The problem with forcible outing is that it reinforces the association in the public mind between being gay and having a destructive, shameful secret. Not a great way to further tolerance, I don't think.


knoxgirl:

"It kills me how people are jumping on this thread talking shit about every gay who's in the closet."

I think there are a few distinctions you're not making. One is between respecting someone's right to live a certain way and thinking it's a good way to live.

Another is among types of closetedness. Some people are struggling with how to come out; they'll do it eventually, but they haven't figured out the best way yet. You can't fault them for that. Then there are those who don't discuss their sexuality in public in the same way they don't discuss their income or the size of their inheritance--they're discreet about something they don't think is anyone else's business. Fine.

But then you have the types who are closeted in a settled, self-serving way that lets them play both ends against the middle. They want to have a flaming good time with the Brotherhood by night, play hetero in public for social and career gain by day--and then expect other gay people to commiserate with them about how tough it is. Well, sorry. If the trade-off you've decided to make involves cutting off your emotional life from your day-to-day existence, that's your business. But I don't see why gay people who are out and honest should feel guilty for not sympathizing.

Revenant said...

If the trade-off you've decided to make involves cutting off your emotional life from your day-to-day existence, that's your business. But I don't see why gay people who are out and honest should feel guilty for not sympathizing

That doesn't make much sense to me. I like going to strip clubs now and then because, hey -- nudity. But I know that a lot of men, and a LOT of women, find that sort of thing immoral or demeaning to women or yadda yadda yadda, so even though I think they're being silly I keep quiet about it. I similiarly appreciate my associates and coworkers keeping quiet about their sexual secrets. It isn't that I give a shit if they think I'm immoral, its that I happen to like my life and my relationships they way they are now, and lack the flair for drama that makes some people want to shock and dismay their less open-minded friends and neighbors.
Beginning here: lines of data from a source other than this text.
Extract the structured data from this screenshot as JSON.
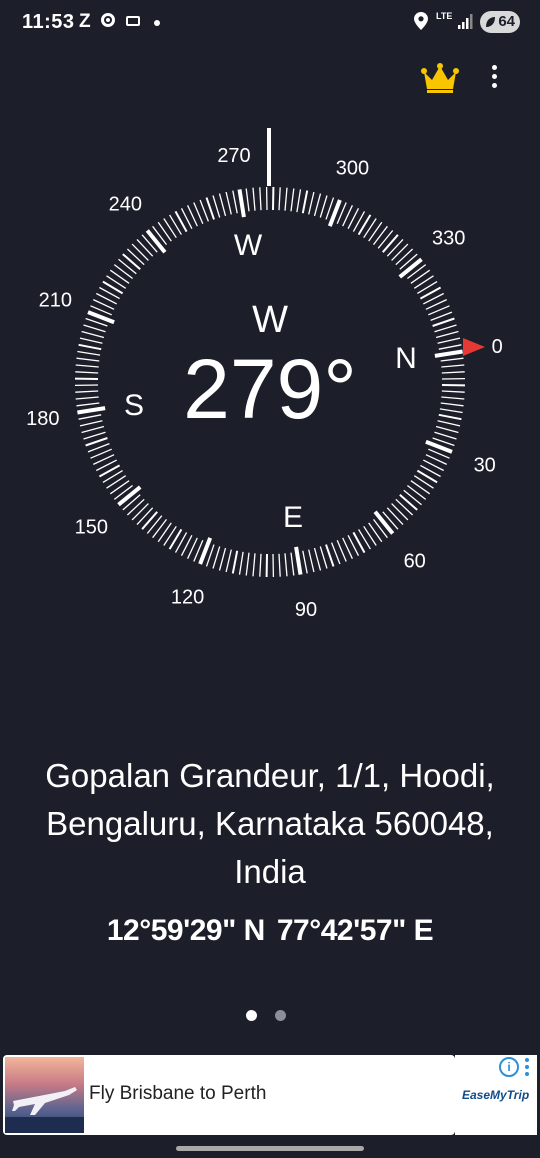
{
  "status_bar": {
    "time": "11:53",
    "carrier_letter": "Z",
    "network": "LTE",
    "battery": "64"
  },
  "toolbar": {
    "premium_icon": "crown-icon",
    "menu_icon": "more-vert-icon",
    "accent_color": "#f7c600"
  },
  "compass": {
    "heading_letter": "W",
    "heading_degrees": "279°",
    "heading_value": 279,
    "cardinals": {
      "north": "N",
      "east": "E",
      "south": "S",
      "west": "W"
    },
    "degree_labels": [
      "0",
      "30",
      "60",
      "90",
      "120",
      "150",
      "180",
      "210",
      "240",
      "270",
      "300",
      "330"
    ],
    "north_marker_color": "#e53935"
  },
  "location": {
    "address": "Gopalan Grandeur, 1/1, Hoodi, Bengaluru, Karnataka 560048, India",
    "latitude": "12°59'29\" N",
    "longitude": "77°42'57\" E"
  },
  "pager": {
    "pages": 2,
    "active": 1
  },
  "ad": {
    "text": "Fly Brisbane to Perth",
    "brand": "EaseMyTrip",
    "info_icon": "info-icon"
  }
}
The reason for feeling sympathy for other people is because they need it. Not because you're impressed by how forthcoming they are about their sex life. There's no real reason to sympathize with a man who comes out and suffers consequences, but not a man who stays in and suffers stress from that. They're both suffering due to circumstances beyond their control.

Sean Kinsell said...

But Revenant, do you call upon buddies you may have met in the course of hanging out at strip clubs to heap fellow-feeling upon you because you can't talk about your exploits at Thanksgiving dinner with the family and it makes you feel so [*sniffle*] isolated? Your analogy, while it represents a pretty common way of thinking, is flawed. Letting people know you're gay doesn't necessarily involve being forthcoming about your sex life. I'm not--not at all. I also don't go out of my way to shock people. But I don't hide who my partner is or what I did over the weekend or what have you, and since the probability that someone will cause trouble for me by finding out I'm a homosexual is effectively zero, it's one less stressor I have to worry about.

knox said...

Sean,

You make some really good points, but I think there's a big jump from disapproving of someone "exploiting" the closet in the way you describe (which is wrong, indeed) and feeling like it's just fine to out them because of it. I know that's not what you're saying, but a lot of people on this thread seemed to be saying it.


downtownlad,

You're all over the place. I agree with a lot of what you say. As for Hollywood figures, it's a compliment to be outed. It really means you've made it big. Anyway, though this thread happens to be about an outing by a lefty blog, I'm against outing gays for politics, for vindictiveness, for just about anything else, whether you believe me or not. *sob*

Anonymous said...

I think out anyone... regardless of the situation is ultimately wrong and immoral.